Oakland County History
Oakland County was created in 1819 by territorial governor Lewis Cass. By 1840, Oakland had more than fifty mills. Pontiac, located on the Clinton River, was Oakland's first town and became the county seat. After the Civil War, Oakland was primarily an agricultural county with numerous isolated villages. By the end of the 19th Century, three rail lines served Pontiac and the city attracted carriage and wagon factories. Streetcars were the main mode of transportation in the late 1890s.
Developers quickly turned southern Oakland County into a suburb of Detroit in the 1890s, when a Cincinnati firm developed and then platted a section of Royal Oak called "Urbanrest." Migration worked both ways. Several thousand people moved from Oakland County farms to Detroit as the city attracted factories. By 1910, a number of rich Detroit residents had summer homes and some year-round residences in an area that would became Bloomfield Hills. The auto age enveloped Pontiac in the early 1900s. The Oakland Motor Car Company was established in 1907 and would eventually become part of General Motors Corporation, which was soon Pontiac's dominate firm.
In the 1950s, jobs and people began leaving Detroit.
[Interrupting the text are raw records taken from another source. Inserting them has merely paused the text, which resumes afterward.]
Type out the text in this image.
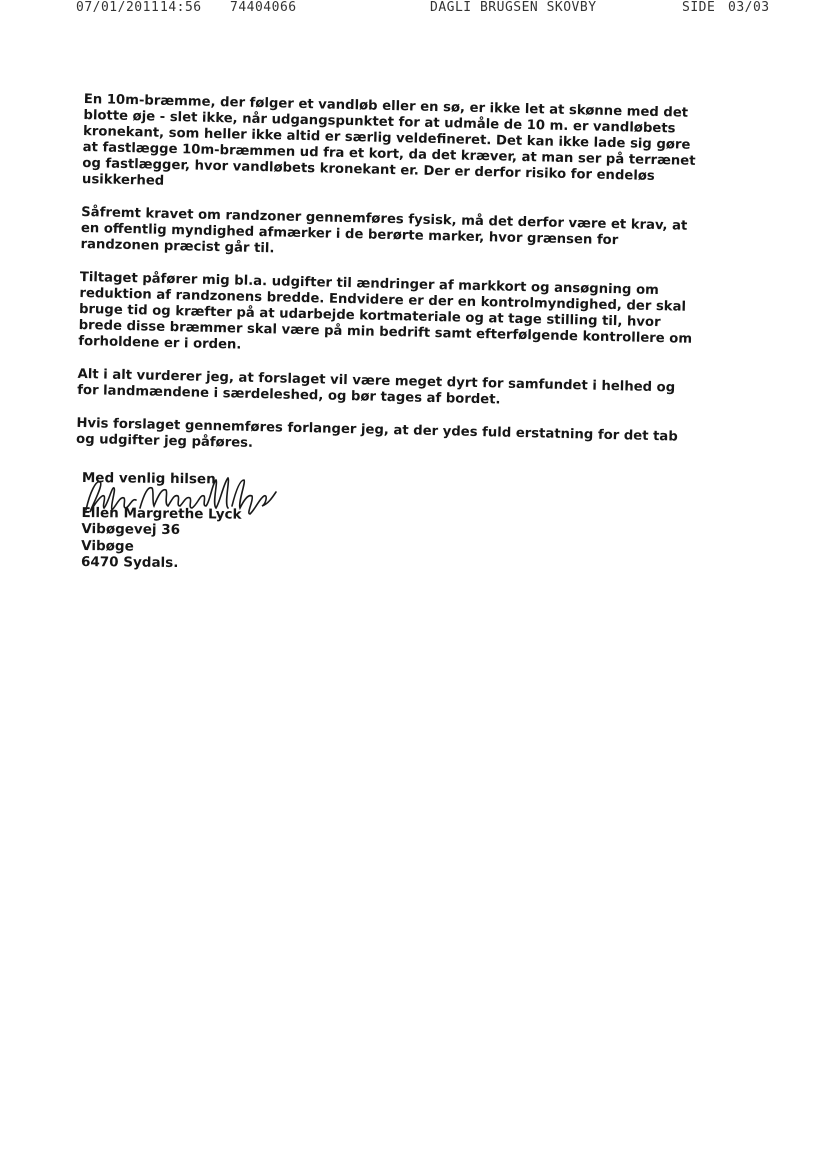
07/01/2011 14:56 74404066	DAGLI BRUGSEN SKOVBY	SIDE 03/03

En 10m-bræmme, der følger et vandløb eller en sø, er ikke let at skønne med det blotte øje - slet ikke, når udgangspunktet for at udmåle de 10 m. er vandløbets kronekant, som heller ikke altid er særlig veldefineret. Det kan ikke lade sig gøre at fastlægge 10m-bræmmen ud fra et kort, da det kræver, at man ser på terrænet og fastlægger, hvor vandløbets kronekant er. Der er derfor risiko for endeløs usikkerhed

Såfremt kravet om randzoner gennemføres fysisk, må det derfor være et krav, at en offentlig myndighed afmærker i de berørte marker, hvor grænsen for randzonen præcist går til.

Tiltaget påfører mig bl.a. udgifter til ændringer af markkort og ansøgning om reduktion af randzonens bredde. Endvidere er der en kontrolmyndighed, der skal bruge tid og kræfter på at udarbejde kortmateriale og at tage stilling til, hvor brede disse bræmmer skal være på min bedrift samt efterfølgende kontrollere om forholdene er i orden.

Alt i alt vurderer jeg, at forslaget vil være meget dyrt for samfundet i helhed og for landmændene i særdeleshed, og bør tages af bordet.

Hvis forslaget gennemføres forlanger jeg, at der ydes fuld erstatning for det tab og udgifter jeg påføres.

Med venlig hilsen
Ellen Margrethe Lyck
Vibøgevej 36
Vibøge
6470 Sydals.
Northland Center opened in 1954. Oakland County would soon pass Wayne County in effective buying power by 1961, when it ranked 28th in the nation in household income. It ranked second-highest nationally in per capita income for counties of more than a million people, right behind Manhattanm New York City. The median price of a home in Oakland County quickly rose to $164,697, more than $30,000 above the national median
The neighboring counties are LaPeer, Genesee, Macomb, Wayne, Washtenaw and Livingston.